Understanding what the price elasticity of demand is can be confusing. You may also be asking yourself why you need to know it in the first place. But understanding what the price elasticity of demand measure is for a specific good can be important to business and marketing people when they are trying to maximize their revenue. Take for example the common problem of choosing the price at which you want to sell a good.
Begin with a firm that already has its price set. It knows what the price elasticity of demand is, and has to make a judgement call on whether to a price increase or decrease will increase their revenue.
First we have to remember the equation for the price elasticity of demand:
Percent change in quantity/percent change in price = price elasticity of demand.
So we know that if the percent change in quantity is greater than the percent change in price, then we
will get a number that is greater than one (in absolute value terms, because it should be negative). This would mean that the good in question is elastic, because as we change the price by a certain percentage, we see an even larger percentage change in quantity being demanded (it is elastic because it is responsive). Likewise, the good is inelastic if we can change the price a lot and we see little percent change in the quantity being demanded (this would give us a value much closer to zero for the price elasticity of demand).

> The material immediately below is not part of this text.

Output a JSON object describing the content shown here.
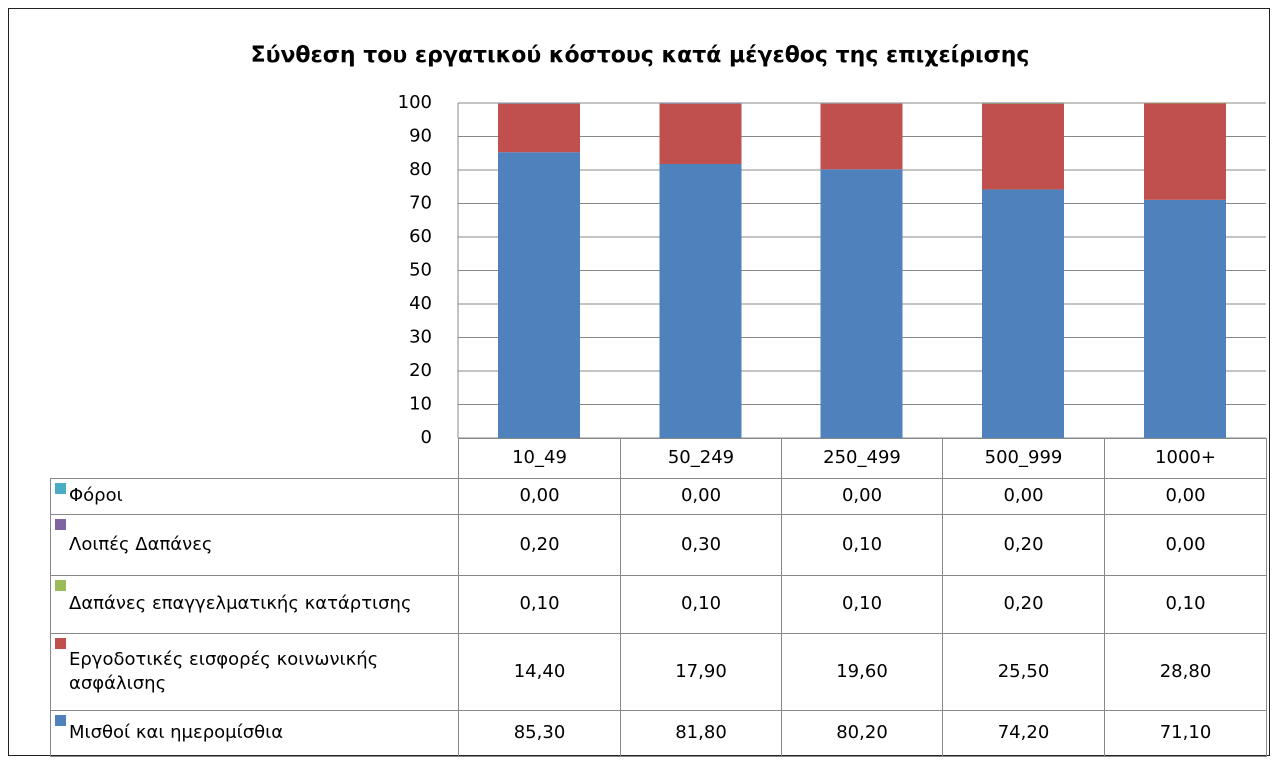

So let's go through an example. If the price elasticity of demand for a good is -2.5 then a price increase of 30% means that we will see a quantity decrease of 75% (which is 30%*-2.5). Does this sound like a good idea? What happens is that you are getting a 30% higher price on the goods you do sell, but you are losing 75% of your sales! This is a bad idea, because your total revenue will go down, lets plug in some numbers to demonstrate.
If your original price is $10, and your original sales were 100, then your revenue would be $1,000 (10*100). Now lets raise prices by 30%, and lower quantity sold by 75%. Our new price is $13, and our new quantity sold is 25. So our new revenue is $325 (13*25) which is significantly lower than our original revenue.

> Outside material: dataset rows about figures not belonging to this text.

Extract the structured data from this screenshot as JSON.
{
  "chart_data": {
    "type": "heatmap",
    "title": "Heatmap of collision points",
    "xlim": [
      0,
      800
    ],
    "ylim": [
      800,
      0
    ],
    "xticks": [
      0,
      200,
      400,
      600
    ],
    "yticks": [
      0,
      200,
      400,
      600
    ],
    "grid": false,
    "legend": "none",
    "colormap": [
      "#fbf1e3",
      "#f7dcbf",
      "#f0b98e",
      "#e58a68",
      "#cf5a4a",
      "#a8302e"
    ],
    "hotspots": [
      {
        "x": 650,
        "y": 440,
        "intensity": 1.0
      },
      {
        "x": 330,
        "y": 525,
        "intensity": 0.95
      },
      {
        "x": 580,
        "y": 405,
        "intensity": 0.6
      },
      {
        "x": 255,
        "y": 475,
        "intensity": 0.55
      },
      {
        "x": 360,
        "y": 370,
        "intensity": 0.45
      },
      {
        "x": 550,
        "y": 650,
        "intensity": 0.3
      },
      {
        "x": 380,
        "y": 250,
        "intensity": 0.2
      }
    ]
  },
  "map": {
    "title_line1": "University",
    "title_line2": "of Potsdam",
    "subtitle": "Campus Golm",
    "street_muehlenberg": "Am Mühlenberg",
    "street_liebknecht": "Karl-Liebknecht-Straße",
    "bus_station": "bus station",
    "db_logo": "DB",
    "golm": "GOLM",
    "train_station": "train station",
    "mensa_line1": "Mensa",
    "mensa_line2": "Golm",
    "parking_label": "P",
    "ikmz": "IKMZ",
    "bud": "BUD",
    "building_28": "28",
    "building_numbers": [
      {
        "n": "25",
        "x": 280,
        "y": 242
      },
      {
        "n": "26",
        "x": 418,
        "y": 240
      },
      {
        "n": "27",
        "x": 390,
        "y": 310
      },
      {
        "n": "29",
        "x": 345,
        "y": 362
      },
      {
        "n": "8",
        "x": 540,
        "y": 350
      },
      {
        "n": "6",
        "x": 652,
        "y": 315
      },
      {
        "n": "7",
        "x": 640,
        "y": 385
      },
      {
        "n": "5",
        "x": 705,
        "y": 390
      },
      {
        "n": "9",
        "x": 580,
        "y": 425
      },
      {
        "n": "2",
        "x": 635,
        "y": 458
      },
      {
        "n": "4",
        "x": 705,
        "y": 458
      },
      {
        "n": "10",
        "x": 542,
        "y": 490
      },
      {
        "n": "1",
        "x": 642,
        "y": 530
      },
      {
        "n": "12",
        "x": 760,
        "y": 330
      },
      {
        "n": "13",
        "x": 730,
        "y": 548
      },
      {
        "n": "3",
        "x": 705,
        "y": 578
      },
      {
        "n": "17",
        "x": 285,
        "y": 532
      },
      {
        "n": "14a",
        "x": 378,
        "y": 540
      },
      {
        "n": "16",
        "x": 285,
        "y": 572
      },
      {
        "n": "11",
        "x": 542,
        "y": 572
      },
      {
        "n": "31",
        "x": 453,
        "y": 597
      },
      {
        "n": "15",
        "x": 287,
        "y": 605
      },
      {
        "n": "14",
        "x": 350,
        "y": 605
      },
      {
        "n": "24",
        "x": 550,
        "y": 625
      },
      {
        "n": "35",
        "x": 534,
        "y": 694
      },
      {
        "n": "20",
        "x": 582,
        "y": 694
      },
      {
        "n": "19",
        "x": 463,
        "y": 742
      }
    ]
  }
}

What is we instead lower prices by 30%? Our new price would be $7, and our new sales would be 175. Thus, our new revenue would be $1,225 (7*175) which is higher than our original.
This means that when the price elasticity of demand is elastic then we need to lower prices in order to increase total revenue. However, when price elasticity of demand is inelastic we can raise prices in order to increase total revenue. And when the price elasticity of demand is unit elastic, any change in price will reduce revenue because we have already hit the sweet spot.